The world’s largest domain registrar and web hosting provider GoDaddy has revoked nearly 9,000 SSL certificates as a result of a bug discovered in the validation process. GoDaddy took this as a precautionary measure to protect customers from further potential risks.
Initially introduced on July 29th, 2016 as part of a routine code update, with the purpose of improving its certificate issuance process, the bug is related to a practical demonstration of control used by GoDaddy help a given fully-qualified domain name validate authority and receive a certificate. Like all other SSL certificate providers, GoDaddy requires customers to place the random code it offers at the specified location on their website. Then its system will automatically check the code’s authenticity by sending an HTTP or HTTPS request to the website. Once the code is found, GoDaddy will stop the domain control check and give the website a certificate.
What GoDaddy failed to be aware of is that the library that is used for querying the website and checking for the code, prior to the bug, was configured to return results no matter when the HTTP status code was 200 (success) or not. The end result is: every web server that is configured to incorporate the URL of the request as long as they appear in the body of a 404 (not found) response, is possible to make domain control verification successfully completed.
But this issue did not draw enough attention until one of GoDaddy’s employees opened the alert email sent by Microsoft on Friday Jan 6th, 2017. Microsoft reported in the email that the certificate requests from one of their customers were affected when the DNS A record of the domain was set to 127.0.1.1. Having been aware of the seriousness of the issue, GoDaddy immediately initiated an investigation and determined within a few hours that the problem was broader in scope.
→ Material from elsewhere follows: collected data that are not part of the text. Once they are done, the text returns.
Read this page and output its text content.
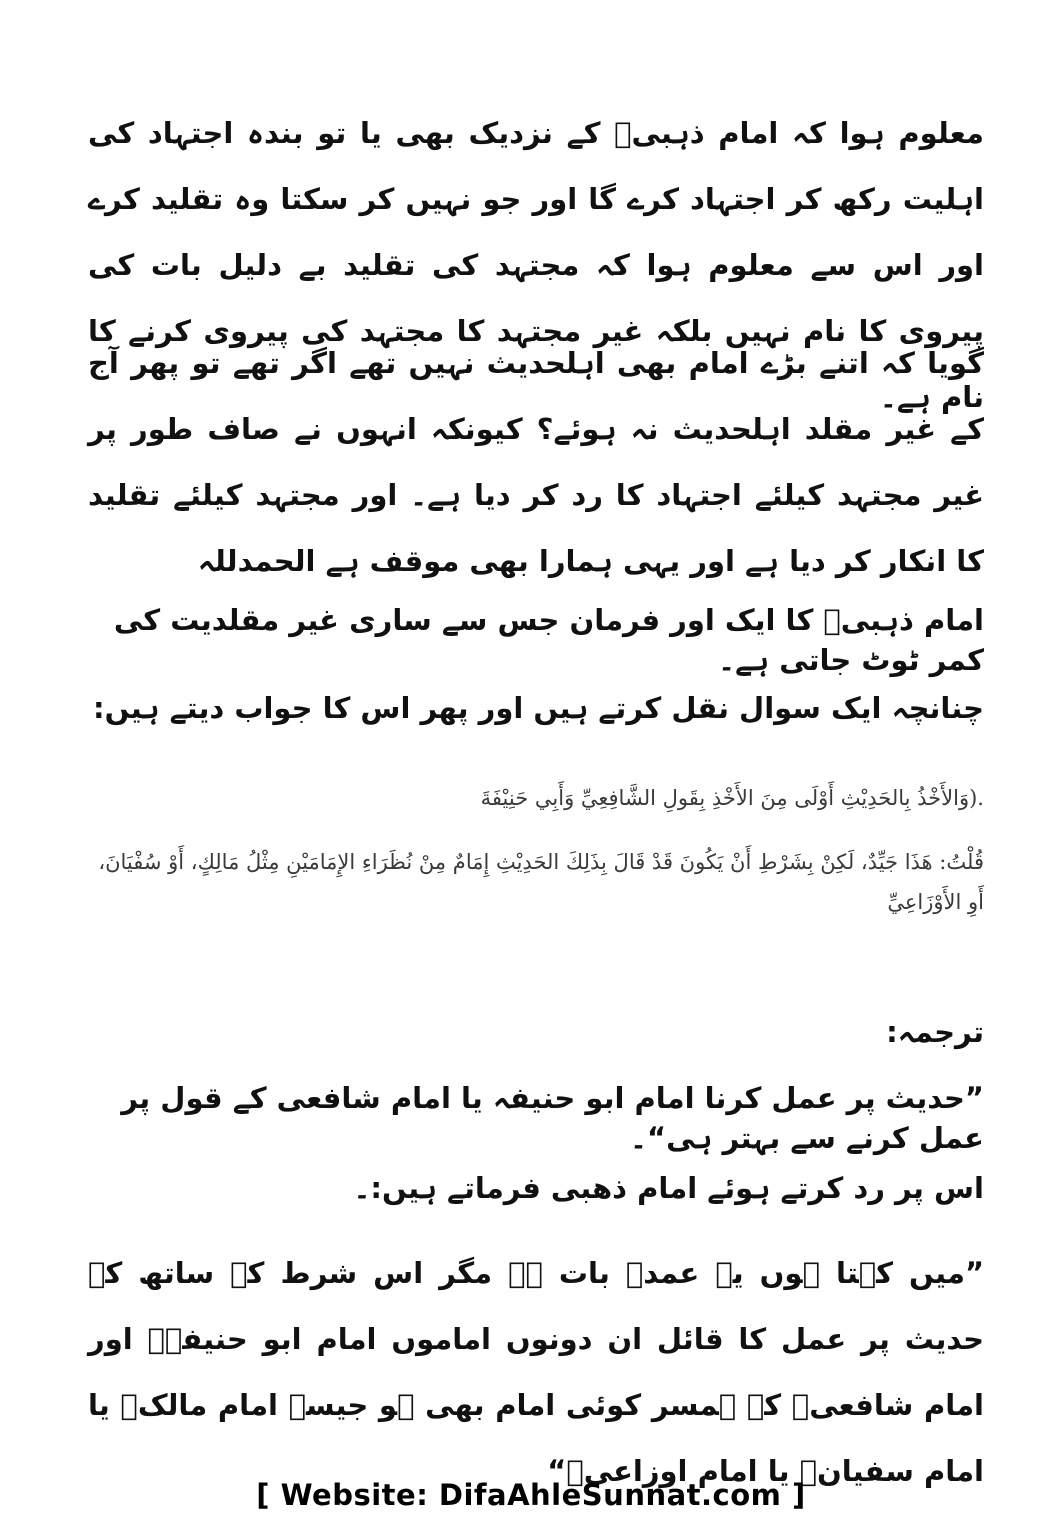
معلوم ہوا کہ امام ذہبیؒ کے نزدیک بھی یا تو بندہ اجتہاد کی اہلیت رکھ کر اجتہاد کرے گا اور جو نہیں کر سکتا وہ تقلید کرے اور اس سے معلوم ہوا کہ مجتہد کی تقلید بے دلیل بات کی پیروی کا نام نہیں بلکہ غیر مجتہد کا مجتہد کی پیروی کرنے کا نام ہے۔
گویا کہ اتنے بڑے امام بھی اہلحدیث نہیں تھے اگر تھے تو پھر آج کے غیر مقلد اہلحدیث نہ ہوئے؟ کیونکہ انہوں نے صاف طور پر غیر مجتہد کیلئے اجتہاد کا رد کر دیا ہے۔ اور مجتہد کیلئے تقلید کا انکار کر دیا ہے اور یہی ہمارا بھی موقف ہے الحمدللہ
امام ذہبیؒ کا ایک اور فرمان جس سے ساری غیر مقلدیت کی کمر ٹوٹ جاتی ہے۔
چنانچہ ایک سوال نقل کرتے ہیں اور پھر اس کا جواب دیتے ہیں:
.(وَالأَخْذُ بِالحَدِيْثِ أَوْلَى مِنَ الأَخْذِ بِقَولِ الشَّافِعِيِّ وَأَبِي حَنِيْفَةَ
قُلْتُ: هَذَا جَيِّدٌ، لَكِنْ بِشَرْطِ أَنْ يَكُونَ قَدْ قَالَ بِذَلِكَ الحَدِيْثِ إِمَامٌ مِنْ نُظَرَاءِ الإِمَامَيْنِ مِثْلُ مَالِكٍ، أَوْ سُفْيَانَ، أَوِ الأَوْزَاعِيِّ
ترجمہ:
”حدیث پر عمل کرنا امام ابو حنیفہ یا امام شافعی کے قول پر عمل کرنے سے بہتر ہی“۔
اس پر رد کرتے ہوئے امام ذھبی فرماتے ہیں:۔
”میں کہتا ہوں یہ عمدہ بات ہے مگر اس شرط کے ساتھ کہ حدیث پر عمل کا قائل ان دونوں اماموں امام ابو حنیفہؒ اور امام شافعیؒ کے ہمسر کوئی امام بھی ہو جیسے امام مالکؒ یا امام سفیانؒ یا امام اوزاعیؒ“
[ Website: DifaAhleSunnat.com ]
Almost at the meantime, the root cause of the problem was announced to be fixed via a code change.
During the period of the bug being introduced and fixed, an overall total 8951 certificates were sometimes validated when they shouldn’t have been. That is to say, nearly 2% of its customers were potential impacted certificates that need to be revoked and logged to a Google CT log. Thankfully, GoDaddy has efficiently completed this on Jan 10th; it also took a further step to have additional code updates deployed so as to stop the re-issuance certificates from making use of any domain validation information that is cached or potentially unverified.
Just as the VP and general manager of Security Products at GoDaddy Wayne Thayer said in the report, GoDaddy now is confident to claim that the problem has been well resolved, and it is watching the system closely to make sure no more certificates are issued using inappropriate domain validation. If more information about the cause of this incident found, the company promises to publish updates immediately.
However, this is not an isolated incident for CA industry as with the growing trend to switching to HTTPS. Recently, an error by GoblalSign locked out traffic to their customers’ websites for days and Symantec discovered to be issuing unauthorized certificates. Just as an IT security expert from Venafi commented, the global economy gets a lot benefits from trusted digital certificates; as with the rapid growth of cloud computing, there is bound to an explosive demand for digital certificates. Frustratingly, the only way allowing businesses to manage the digital certificates is remaining manual methods. Whether they have be prepared for an increasing number of errors as well as security compromises aroused by certificate authorities? We are doubtful.